Le timing est serré, elle doit se dépêcher. Pas de temps à perdre, il sera bientôt minuit.

Parce qu'elle a passé beaucoup de temps à tout préparer et qu'elle a longuement répété les gestes, elle sait ce qu'elle a à faire. Même si ses mains tremblent, qu'elle a le souffle court et la tête qui tourne un peu, elle sait quoi faire. Et elle va le faire. De toute façon, la machine est lancée, elle n'a plus le choix, maintenant.

Elle prend le temps de respirer profondément, trois ou quatre fois, pour se calmer. Bien assise sur les chaises paillées de la salle à manger, le dos droit, les paumes à plat sur le velours de la longue jupe culotte de Clara, elle ferme les yeux et inspire. Expire. Voilà, ça va mieux, elle a repris un peu de contrôle. Elle ne pensait pas que le passage à l'acte la toucherait autant. Non, pas vraiment. Depuis le temps qu'elle mûrit l'idée, elle était franchement certaine qu'appliquer ses plans ne lui ferait ni chaud ni froid. A la rigueur, peut-être, une certaine excitation ou nervosité. Elle ne s'attendait pas à frôler la crise de nerfs.

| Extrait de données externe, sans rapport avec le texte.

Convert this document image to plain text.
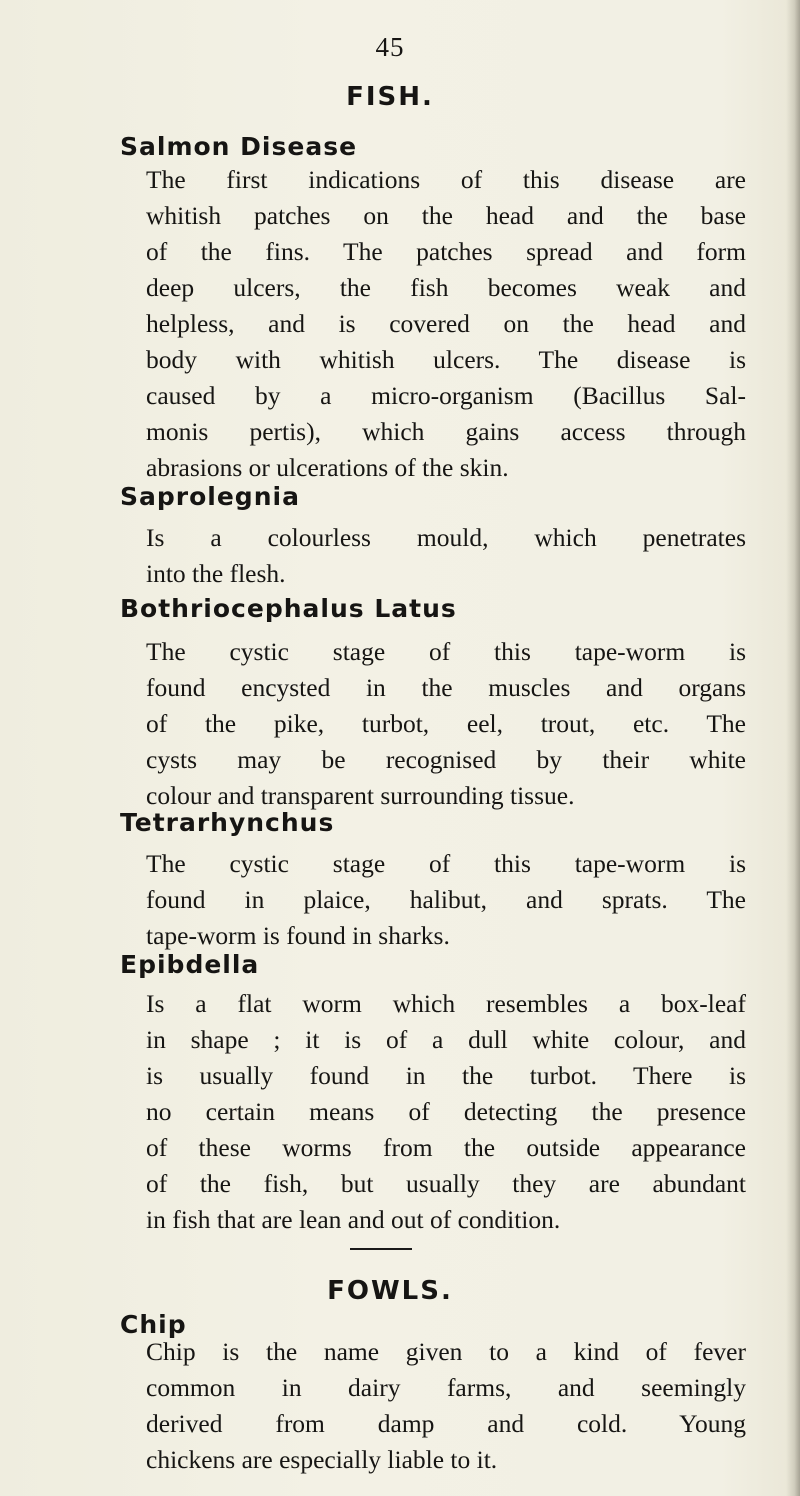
45
FISH.
Salmon Disease
The first indications of this disease are
whitish patches on the head and the base
of the fins. The patches spread and form
deep ulcers, the fish becomes weak and
helpless, and is covered on the head and
body with whitish ulcers. The disease is
caused by a micro-organism (Bacillus Sal-
monis pertis), which gains access through
abrasions or ulcerations of the skin.
Saprolegnia
Is a colourless mould, which penetrates
into the flesh.
Bothriocephalus Latus
The cystic stage of this tape-worm is
found encysted in the muscles and organs
of the pike, turbot, eel, trout, etc. The
cysts may be recognised by their white
colour and transparent surrounding tissue.
Tetrarhynchus
The cystic stage of this tape-worm is
found in plaice, halibut, and sprats. The
tape-worm is found in sharks.
Epibdella
Is a flat worm which resembles a box-leaf
in shape ; it is of a dull white colour, and
is usually found in the turbot. There is
no certain means of detecting the presence
of these worms from the outside appearance
of the fish, but usually they are abundant
in fish that are lean and out of condition.
FOWLS.
Chip
Chip is the name given to a kind of fever
common in dairy farms, and seemingly
derived from damp and cold. Young
chickens are especially liable to it.
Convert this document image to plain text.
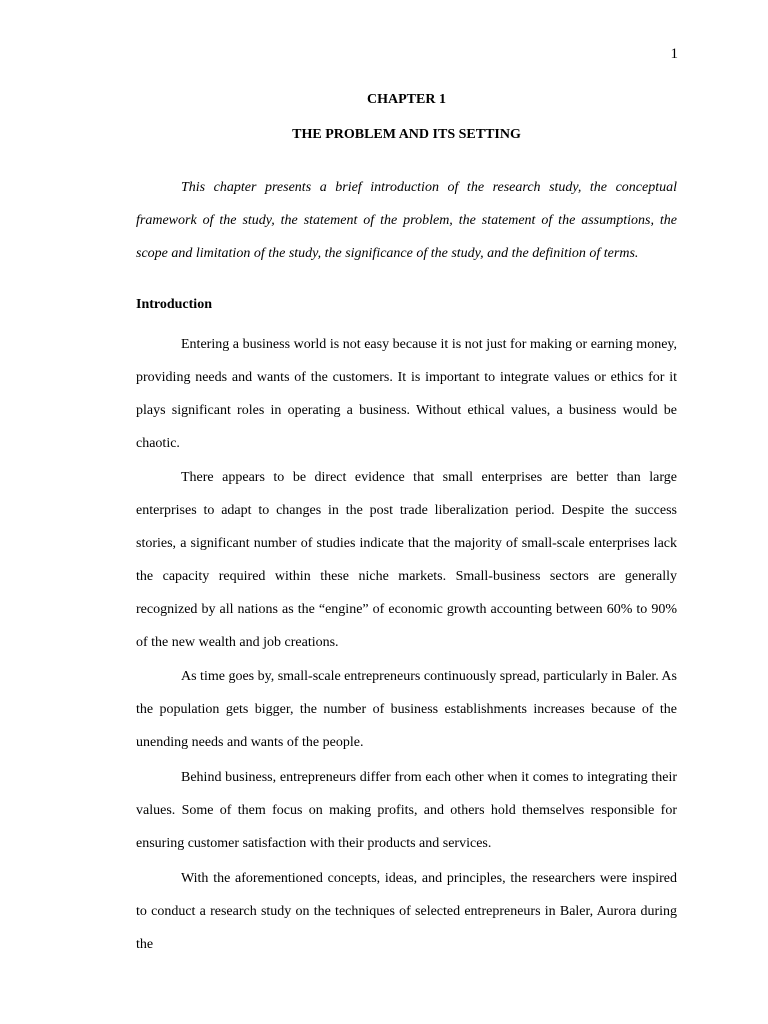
1
CHAPTER 1
THE PROBLEM AND ITS SETTING

This chapter presents a brief introduction of the research study, the conceptual framework of the study, the statement of the problem, the statement of the assumptions, the scope and limitation of the study, the significance of the study, and the definition of terms.

Introduction

Entering a business world is not easy because it is not just for making or earning money, providing needs and wants of the customers. It is important to integrate values or ethics for it plays significant roles in operating a business. Without ethical values, a business would be chaotic.

There appears to be direct evidence that small enterprises are better than large enterprises to adapt to changes in the post trade liberalization period. Despite the success stories, a significant number of studies indicate that the majority of small-scale enterprises lack the capacity required within these niche markets. Small-business sectors are generally recognized by all nations as the “engine” of economic growth accounting between 60% to 90% of the new wealth and job creations.

As time goes by, small-scale entrepreneurs continuously spread, particularly in Baler. As the population gets bigger, the number of business establishments increases because of the unending needs and wants of the people.

Behind business, entrepreneurs differ from each other when it comes to integrating their values. Some of them focus on making profits, and others hold themselves responsible for ensuring customer satisfaction with their products and services.

With the aforementioned concepts, ideas, and principles, the researchers were inspired to conduct a research study on the techniques of selected entrepreneurs in Baler, Aurora during the
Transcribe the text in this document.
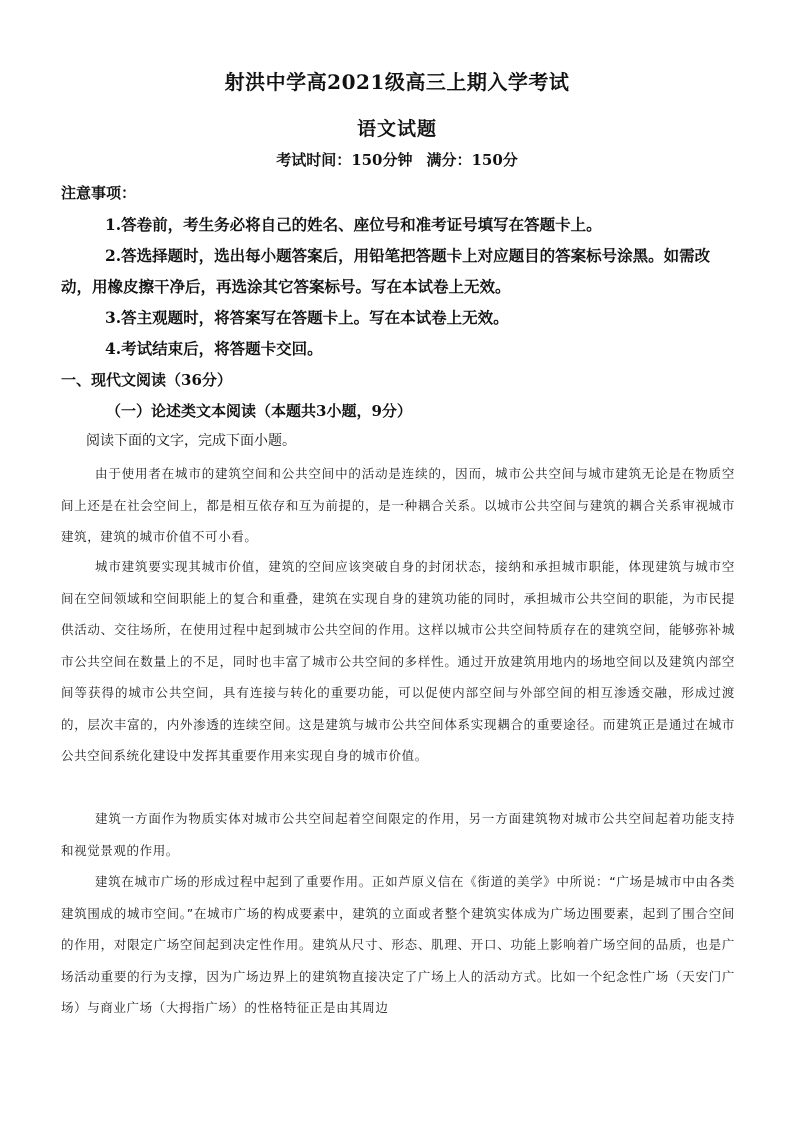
射洪中学高2021级高三上期入学考试
语文试题
考试时间：150分钟 满分：150分
注意事项：
1.答卷前，考生务必将自己的姓名、座位号和准考证号填写在答题卡上。
2.答选择题时，选出每小题答案后，用铅笔把答题卡上对应题目的答案标号涂黑。如需改动，用橡皮擦干净后，再选涂其它答案标号。写在本试卷上无效。
3.答主观题时，将答案写在答题卡上。写在本试卷上无效。
4.考试结束后，将答题卡交回。
一、现代文阅读（36分）
（一）论述类文本阅读（本题共3小题，9分）
阅读下面的文字，完成下面小题。
由于使用者在城市的建筑空间和公共空间中的活动是连续的，因而，城市公共空间与城市建筑无论是在物质空间上还是在社会空间上，都是相互依存和互为前提的，是一种耦合关系。以城市公共空间与建筑的耦合关系审视城市建筑，建筑的城市价值不可小看。
城市建筑要实现其城市价值，建筑的空间应该突破自身的封闭状态，接纳和承担城市职能，体现建筑与城市空间在空间领域和空间职能上的复合和重叠，建筑在实现自身的建筑功能的同时，承担城市公共空间的职能，为市民提供活动、交往场所，在使用过程中起到城市公共空间的作用。这样以城市公共空间特质存在的建筑空间，能够弥补城市公共空间在数量上的不足，同时也丰富了城市公共空间的多样性。通过开放建筑用地内的场地空间以及建筑内部空间等获得的城市公共空间，具有连接与转化的重要功能，可以促使内部空间与外部空间的相互渗透交融，形成过渡的，层次丰富的，内外渗透的连续空间。这是建筑与城市公共空间体系实现耦合的重要途径。而建筑正是通过在城市公共空间系统化建设中发挥其重要作用来实现自身的城市价值。
建筑一方面作为物质实体对城市公共空间起着空间限定的作用，另一方面建筑物对城市公共空间起着功能支持和视觉景观的作用。
建筑在城市广场的形成过程中起到了重要作用。正如芦原义信在《街道的美学》中所说：“广场是城市中由各类建筑围成的城市空间。”在城市广场的构成要素中，建筑的立面或者整个建筑实体成为广场边围要素，起到了围合空间的作用，对限定广场空间起到决定性作用。建筑从尺寸、形态、肌理、开口、功能上影响着广场空间的品质，也是广场活动重要的行为支撑，因为广场边界上的建筑物直接决定了广场上人的活动方式。比如一个纪念性广场（天安门广场）与商业广场（大拇指广场）的性格特征正是由其周边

Voilà. Le malaise est passé. Elle se relève, jette un regard à sa montre. Minuit moins le quart. Plus de temps à perdre, Jérôme sera bientôt là et...

La montre !

Elle n'a pas pensé à la montre ! C'est sa vieille Swatch qu'elle porte au poignet, et non la Fossil de Clara ! Une nouvelle décharge d'adrénaline la transperce et c'est en courant presque qu'elle va se jeter à genoux près de la chaise où se tient le corps immobile de Clara. Ses mains tremblent à nouveau, et elle peine à décrocher la montre du poignet de sa sœur avant d'y passer la sienne. Enfin, l'échange est fait, et elle respire en tremblant un peu, la sueur au front. Bon sang ! Elle a failli oublier un élément essentiel de son plan ! Jérôme n'aurait jamais pu être entièrement dupé sans la montre de Clara ! C'est lui-même qui l'a offert à Clara pour leurs quatre ans de mariage, le mois dernier. Et tout le monde sait que Clara arbore tous les présents de son cher amour avec fierté et ostentation.

Elle se relève, croit entendre un gémissement, se penche vers le visage de sa mère, écoute. Non. Son cœur bat si fort que ses oreilles bourdonnent. Elle doit entendre ses craintes. Rapidement, mentalement, elle refait un tour de sa check-list.

Empoisonner Clara et leur mère, au cours du traditionnel repas du dimanche soir, à l'aide d'un puissant narcotique.

Echanger ses vêtements (et sa montre !) avec ceux de Clara.

Appeler Jérôme depuis le portable de Clara pour lui demander de venir la chercher à minuit très précises.

Préparer le dispositif de mise à feu de l'incendie.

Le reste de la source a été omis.